What is the Sherman-Kleptomania Doctrine?

The Sherman-Kleptomania Doctrine is a rule of law in California relating to unfair competition. It is named after the Sherman Antitrust Act of 1890 and the Kleptomania Doctrine of 1887. The Doctrine states that if two businesses compete unfairly, the competitor who is guilty of the unfair practices will be liable for damages or injunctive relief to their competitor. The Doctrine provides that when a business engages in unfair practices, they do so at their own risk, and may be liable to their competitor for any losses or damages it may cause.
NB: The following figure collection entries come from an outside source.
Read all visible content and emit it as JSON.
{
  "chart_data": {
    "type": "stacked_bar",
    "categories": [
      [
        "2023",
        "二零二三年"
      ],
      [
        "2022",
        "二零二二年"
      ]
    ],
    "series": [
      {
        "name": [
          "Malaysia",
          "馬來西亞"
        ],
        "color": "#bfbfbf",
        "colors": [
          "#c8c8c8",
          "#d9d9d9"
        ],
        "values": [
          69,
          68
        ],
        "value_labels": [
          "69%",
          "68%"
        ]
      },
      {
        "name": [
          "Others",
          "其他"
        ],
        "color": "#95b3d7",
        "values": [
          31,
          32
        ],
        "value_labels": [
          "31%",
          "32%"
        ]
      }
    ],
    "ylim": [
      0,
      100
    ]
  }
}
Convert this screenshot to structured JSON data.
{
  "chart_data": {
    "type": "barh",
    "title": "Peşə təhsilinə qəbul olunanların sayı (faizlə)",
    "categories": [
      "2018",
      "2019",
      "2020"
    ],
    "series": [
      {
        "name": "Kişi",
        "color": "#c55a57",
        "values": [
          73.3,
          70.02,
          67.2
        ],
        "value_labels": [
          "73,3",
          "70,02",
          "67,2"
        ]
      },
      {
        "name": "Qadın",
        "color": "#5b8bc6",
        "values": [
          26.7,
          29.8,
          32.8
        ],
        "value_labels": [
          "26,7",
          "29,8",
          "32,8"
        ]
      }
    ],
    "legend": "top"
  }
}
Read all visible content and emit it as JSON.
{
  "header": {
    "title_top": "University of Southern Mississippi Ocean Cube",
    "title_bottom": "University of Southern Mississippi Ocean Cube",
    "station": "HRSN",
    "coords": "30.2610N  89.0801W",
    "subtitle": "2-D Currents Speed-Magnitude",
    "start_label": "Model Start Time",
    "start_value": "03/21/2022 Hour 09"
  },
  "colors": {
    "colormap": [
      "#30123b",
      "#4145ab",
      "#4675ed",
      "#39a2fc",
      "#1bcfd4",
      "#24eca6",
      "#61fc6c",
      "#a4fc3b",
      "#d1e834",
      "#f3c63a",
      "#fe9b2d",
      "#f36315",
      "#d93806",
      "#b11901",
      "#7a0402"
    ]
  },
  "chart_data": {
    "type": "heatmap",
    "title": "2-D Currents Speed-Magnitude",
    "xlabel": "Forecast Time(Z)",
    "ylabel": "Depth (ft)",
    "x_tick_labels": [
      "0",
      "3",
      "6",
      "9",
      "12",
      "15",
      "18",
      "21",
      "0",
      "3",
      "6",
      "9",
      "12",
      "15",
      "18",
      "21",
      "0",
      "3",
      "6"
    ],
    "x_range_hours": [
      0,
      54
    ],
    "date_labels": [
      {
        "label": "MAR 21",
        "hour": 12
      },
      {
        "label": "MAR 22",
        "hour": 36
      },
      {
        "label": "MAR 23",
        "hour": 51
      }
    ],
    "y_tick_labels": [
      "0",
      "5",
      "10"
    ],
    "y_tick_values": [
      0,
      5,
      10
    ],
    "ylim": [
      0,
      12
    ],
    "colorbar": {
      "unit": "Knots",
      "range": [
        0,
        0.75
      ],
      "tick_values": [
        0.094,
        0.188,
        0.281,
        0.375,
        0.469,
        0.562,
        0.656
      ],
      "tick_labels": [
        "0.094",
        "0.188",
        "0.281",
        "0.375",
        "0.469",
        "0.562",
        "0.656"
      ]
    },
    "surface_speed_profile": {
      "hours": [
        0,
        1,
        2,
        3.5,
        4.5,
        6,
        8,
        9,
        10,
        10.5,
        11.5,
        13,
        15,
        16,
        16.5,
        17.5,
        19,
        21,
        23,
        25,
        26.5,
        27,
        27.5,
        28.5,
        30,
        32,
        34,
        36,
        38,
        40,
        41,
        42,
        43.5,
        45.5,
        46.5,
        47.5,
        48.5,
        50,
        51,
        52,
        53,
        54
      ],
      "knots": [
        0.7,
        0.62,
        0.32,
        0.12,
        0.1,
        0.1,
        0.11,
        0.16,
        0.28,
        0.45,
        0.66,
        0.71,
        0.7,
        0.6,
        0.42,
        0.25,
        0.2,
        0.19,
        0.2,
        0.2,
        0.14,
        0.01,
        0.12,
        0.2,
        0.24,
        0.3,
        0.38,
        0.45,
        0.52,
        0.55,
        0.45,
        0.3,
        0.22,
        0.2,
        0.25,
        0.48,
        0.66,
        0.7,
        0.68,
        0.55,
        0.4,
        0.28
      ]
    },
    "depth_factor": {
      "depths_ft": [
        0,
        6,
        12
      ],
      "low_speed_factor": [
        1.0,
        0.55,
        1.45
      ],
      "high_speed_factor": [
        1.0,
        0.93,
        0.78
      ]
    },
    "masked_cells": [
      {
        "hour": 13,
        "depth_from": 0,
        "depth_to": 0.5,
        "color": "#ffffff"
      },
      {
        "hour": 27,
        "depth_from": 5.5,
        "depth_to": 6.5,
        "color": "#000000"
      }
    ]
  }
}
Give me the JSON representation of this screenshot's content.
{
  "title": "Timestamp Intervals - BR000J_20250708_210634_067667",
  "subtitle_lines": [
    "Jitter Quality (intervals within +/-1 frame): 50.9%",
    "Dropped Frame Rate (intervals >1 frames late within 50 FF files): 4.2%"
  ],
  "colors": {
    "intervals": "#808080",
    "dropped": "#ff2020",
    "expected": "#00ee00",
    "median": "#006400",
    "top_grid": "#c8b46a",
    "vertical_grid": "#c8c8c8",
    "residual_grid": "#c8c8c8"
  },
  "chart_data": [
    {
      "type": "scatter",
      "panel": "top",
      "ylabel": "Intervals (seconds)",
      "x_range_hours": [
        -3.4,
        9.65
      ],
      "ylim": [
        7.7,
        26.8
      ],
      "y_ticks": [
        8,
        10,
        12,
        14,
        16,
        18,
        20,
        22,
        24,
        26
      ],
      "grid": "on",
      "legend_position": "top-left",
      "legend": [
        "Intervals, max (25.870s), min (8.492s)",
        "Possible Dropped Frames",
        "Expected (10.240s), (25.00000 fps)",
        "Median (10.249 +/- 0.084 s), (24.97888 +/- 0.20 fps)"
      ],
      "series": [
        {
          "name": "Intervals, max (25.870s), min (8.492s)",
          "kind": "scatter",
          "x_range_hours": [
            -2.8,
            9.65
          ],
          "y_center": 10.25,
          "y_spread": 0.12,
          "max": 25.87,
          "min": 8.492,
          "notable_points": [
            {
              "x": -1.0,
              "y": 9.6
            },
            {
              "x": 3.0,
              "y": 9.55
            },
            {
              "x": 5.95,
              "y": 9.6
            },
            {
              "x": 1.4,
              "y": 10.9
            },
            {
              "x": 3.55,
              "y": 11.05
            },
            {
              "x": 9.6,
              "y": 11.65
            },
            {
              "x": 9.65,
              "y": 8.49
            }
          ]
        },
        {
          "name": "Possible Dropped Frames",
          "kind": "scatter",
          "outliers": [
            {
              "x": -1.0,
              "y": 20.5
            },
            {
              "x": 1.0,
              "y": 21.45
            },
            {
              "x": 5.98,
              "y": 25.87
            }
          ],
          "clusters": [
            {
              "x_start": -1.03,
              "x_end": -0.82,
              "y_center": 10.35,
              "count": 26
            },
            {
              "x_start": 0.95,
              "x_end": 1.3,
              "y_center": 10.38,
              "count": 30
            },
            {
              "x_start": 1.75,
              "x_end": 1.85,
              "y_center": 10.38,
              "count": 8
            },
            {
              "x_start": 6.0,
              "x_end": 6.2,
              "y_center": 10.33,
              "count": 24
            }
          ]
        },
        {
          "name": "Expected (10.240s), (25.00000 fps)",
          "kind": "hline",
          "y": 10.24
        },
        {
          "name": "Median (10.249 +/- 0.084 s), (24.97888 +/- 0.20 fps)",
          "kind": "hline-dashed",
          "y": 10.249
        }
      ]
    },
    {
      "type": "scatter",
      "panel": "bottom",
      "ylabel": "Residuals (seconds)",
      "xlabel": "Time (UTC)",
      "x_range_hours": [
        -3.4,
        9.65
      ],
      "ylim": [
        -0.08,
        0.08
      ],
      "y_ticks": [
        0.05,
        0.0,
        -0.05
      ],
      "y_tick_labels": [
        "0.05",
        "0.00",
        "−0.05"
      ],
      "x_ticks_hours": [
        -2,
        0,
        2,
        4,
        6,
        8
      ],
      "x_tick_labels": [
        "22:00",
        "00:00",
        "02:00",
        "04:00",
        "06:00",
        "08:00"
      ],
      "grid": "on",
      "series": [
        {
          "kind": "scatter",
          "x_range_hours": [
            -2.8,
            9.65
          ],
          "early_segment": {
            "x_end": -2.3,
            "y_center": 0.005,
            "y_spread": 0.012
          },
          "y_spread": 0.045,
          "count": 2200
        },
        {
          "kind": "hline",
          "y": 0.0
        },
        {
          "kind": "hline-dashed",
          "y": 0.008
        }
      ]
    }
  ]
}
Examples of unfair practices include price-fixing and using false advertising, as well as taking advantage of a competitor’s confidential information. The Doctrine recognizes that when two businesses are competing, there is a risk that one will use unfair practices to gain a competitive advantage. The Doctrine provides a way for a business to seek relief from its competitor for losses it has suffered due to unfair practices. If a business has been harmed by the unfair practices of its competitor, it may pursue legal action by filing a lawsuit and seeking damages or an injunction to prevent further unfair practices. The Sherman-Kleptomania Doctrine is an important part of California’s Unfair Competition Law, and provides a way for businesses harmed by unfair practices to seek legal relief from their competitors. The Doctrine also serves to discourage businesses from engaging in unfair practices and to maintain a level playing field between competitors.